As the U.S. appears on the edge of extending a renewable energy tax credit in response to the ongoing pandemic, the Institute for Energy Research (IER) is recommending renewable power reform in both American and Germany.
Both nations have long considered wind and solar technologies as "part of the generating system landscape" and the U.S. and Germany have provided substantial subsidies to renewable energy producers, the IER said in a July 1 article.
"Further, politicians in both the United States and Germany are using the coronavirus pandemic as a means to prop up these industries more, by putting additional burden on taxpayers," the IER article says. "Rather than propping up an expensive system, the system should be reformed to stand on its own, particularly given that the solar and wind industries and their advocates argue that they are now competitive with traditional generating technologies including fossil fuels, hydroelectric, and nuclear power."
The IER article tagged – but didn't mention – the Production Tax Credit (PTC) for Renewable Energy, a federal subsidy intended to encourage renewable energy developers. The PTC dates back to 1992, when it originally was introduced by U.S. Sen. Chuck Grassley (R-IA) and former U.S. House Rep. Phil Sharp (D-IN) as part of a larger energy package.
The PTC has been credited with helping to create the nation's wind industry – but in late 2015 Congress took steps to phase it out entirely by this year.
Last spring, the IRS issued a notice in response to pandemic-driven supply chain disruptions to give renewable energy developers more time to complete projects started in 2016 or 2017.
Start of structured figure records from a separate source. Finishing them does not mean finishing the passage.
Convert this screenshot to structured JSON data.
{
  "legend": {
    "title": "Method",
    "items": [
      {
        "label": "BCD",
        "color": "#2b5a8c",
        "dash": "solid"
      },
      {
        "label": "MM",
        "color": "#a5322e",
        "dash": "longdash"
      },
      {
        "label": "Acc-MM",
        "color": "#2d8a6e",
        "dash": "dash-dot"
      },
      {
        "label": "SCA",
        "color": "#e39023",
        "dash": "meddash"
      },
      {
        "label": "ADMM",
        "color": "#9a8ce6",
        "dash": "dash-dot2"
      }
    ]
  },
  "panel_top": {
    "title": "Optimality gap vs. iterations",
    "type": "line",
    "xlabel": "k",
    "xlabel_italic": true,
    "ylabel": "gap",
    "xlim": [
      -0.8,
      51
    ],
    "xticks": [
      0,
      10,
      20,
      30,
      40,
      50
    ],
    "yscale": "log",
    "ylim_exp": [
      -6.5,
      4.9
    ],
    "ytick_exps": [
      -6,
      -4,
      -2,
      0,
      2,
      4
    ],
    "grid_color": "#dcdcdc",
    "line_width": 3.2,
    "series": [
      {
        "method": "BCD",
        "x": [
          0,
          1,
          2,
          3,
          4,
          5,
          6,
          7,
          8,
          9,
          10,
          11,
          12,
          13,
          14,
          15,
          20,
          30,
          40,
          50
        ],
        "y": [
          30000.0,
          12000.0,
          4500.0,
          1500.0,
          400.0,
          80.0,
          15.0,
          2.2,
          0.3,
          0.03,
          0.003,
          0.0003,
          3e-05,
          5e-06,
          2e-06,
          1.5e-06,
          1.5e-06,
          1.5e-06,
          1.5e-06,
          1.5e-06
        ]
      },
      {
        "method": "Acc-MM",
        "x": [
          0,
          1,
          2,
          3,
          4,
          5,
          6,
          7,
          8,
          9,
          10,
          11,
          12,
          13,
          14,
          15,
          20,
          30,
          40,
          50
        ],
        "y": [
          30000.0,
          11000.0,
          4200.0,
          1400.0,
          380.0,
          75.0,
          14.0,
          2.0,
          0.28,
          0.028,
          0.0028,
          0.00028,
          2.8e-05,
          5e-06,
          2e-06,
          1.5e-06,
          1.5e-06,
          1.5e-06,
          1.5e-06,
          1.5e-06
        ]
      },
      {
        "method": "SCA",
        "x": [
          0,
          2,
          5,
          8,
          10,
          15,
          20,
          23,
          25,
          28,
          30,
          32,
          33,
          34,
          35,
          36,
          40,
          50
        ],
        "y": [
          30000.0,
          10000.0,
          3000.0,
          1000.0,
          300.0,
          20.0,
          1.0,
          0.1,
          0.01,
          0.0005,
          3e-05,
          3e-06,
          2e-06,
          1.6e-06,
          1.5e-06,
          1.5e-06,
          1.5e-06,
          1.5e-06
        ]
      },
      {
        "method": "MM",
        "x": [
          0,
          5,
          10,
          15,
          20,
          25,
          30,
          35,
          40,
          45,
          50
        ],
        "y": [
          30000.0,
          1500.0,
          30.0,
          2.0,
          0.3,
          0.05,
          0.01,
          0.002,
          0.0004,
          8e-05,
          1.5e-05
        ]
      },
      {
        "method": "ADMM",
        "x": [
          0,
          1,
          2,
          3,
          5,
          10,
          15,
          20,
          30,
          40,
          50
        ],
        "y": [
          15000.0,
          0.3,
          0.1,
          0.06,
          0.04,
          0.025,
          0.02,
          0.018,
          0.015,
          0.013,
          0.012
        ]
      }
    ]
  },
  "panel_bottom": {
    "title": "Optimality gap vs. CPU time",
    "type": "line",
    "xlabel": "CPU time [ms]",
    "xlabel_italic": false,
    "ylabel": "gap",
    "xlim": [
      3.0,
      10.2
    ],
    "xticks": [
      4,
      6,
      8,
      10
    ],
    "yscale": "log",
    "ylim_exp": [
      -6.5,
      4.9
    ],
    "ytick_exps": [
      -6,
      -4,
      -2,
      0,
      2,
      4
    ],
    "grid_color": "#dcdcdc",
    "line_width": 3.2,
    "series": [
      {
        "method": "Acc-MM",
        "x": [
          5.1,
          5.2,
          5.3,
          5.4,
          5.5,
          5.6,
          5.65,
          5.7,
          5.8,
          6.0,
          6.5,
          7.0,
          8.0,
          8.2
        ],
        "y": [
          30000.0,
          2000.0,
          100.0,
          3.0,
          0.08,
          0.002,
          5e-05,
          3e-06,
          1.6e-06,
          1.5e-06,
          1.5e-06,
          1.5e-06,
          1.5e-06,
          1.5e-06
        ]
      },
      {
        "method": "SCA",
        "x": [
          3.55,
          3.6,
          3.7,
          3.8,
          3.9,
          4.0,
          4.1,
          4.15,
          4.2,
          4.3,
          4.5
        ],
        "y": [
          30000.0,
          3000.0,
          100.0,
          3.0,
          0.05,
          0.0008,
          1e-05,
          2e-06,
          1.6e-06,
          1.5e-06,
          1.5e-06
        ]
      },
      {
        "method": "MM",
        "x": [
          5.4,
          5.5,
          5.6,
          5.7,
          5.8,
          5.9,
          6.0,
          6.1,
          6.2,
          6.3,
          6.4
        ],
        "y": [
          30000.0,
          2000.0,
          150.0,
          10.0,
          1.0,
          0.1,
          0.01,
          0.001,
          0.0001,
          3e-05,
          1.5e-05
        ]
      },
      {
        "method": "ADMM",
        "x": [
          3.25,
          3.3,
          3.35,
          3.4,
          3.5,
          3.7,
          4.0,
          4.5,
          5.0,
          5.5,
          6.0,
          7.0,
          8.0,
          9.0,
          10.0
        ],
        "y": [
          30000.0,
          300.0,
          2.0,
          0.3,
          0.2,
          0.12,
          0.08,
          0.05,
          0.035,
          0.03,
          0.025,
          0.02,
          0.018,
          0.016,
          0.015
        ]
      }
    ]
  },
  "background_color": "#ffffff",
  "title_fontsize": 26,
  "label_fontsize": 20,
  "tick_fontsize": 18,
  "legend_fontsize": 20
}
By June, Congress began considering extending the credit as part of a larger infrastructure package originally part of draft legislation in November.
Subsidies such at the PTC are proving too heavy for taxpayers to bear, the IER article says.
"Hiding the costs of renewable technologies through consumer- and taxpayer-funded subsidies is not sustainable, and extending those subsidies to technologies made necessary by renewable energy’s inherent intermittency (storage technologies) is simply throwing good money after bad," the article says.